Jurevicius is an avid hunter. In 2007, he co-founded Dismal River Outfitters, a hunting ranch and resort in Mullen, Nebraska, with his former Buccaneer and Seahawk teammate, John Howell. He also appeared on 'North American Hunter'.

In June 2009, Jurevicius took part in the 2009 NFL/NFLPA "Broadcast Boot Camp," a program designed by the NFL Broadcasting Department and their broadcast partners to prepare players for possible post-playing careers in broadcasting.

In September 2018, Jurevicius was robbed at gunpoint in his house in Gates Mills, Ohio. Robert Howse, who was 24 years old at the time, was later found guilty of charges relating to both the robbery as well as another home-invasion robbery committed two days earlier against a 70-year-old woman, and received a 43-year prison sentence.
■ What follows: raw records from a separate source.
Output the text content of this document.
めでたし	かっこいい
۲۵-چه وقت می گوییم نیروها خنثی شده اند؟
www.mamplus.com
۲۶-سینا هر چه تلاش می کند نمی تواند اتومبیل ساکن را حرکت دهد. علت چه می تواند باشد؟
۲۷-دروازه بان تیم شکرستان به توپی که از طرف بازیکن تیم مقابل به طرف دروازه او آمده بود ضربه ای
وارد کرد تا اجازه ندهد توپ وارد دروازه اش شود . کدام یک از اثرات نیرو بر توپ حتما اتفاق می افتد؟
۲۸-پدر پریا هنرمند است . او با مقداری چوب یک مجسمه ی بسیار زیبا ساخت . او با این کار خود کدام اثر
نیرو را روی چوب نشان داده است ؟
The convicted robber's profanity-laced outburst at time of sentencing captured news attention, and resulted in circulation of viral videos.

Jurevicius owns a commercial cleaning and laundry businesses named The Clean Group, which is headquartered in Cleveland.

In March 2024, The Clean Group suffered a major fire.

Jurevicius's daughter, Caroline, plays college volleyball, originally at Nebraska, and as of December 2024 for Penn State.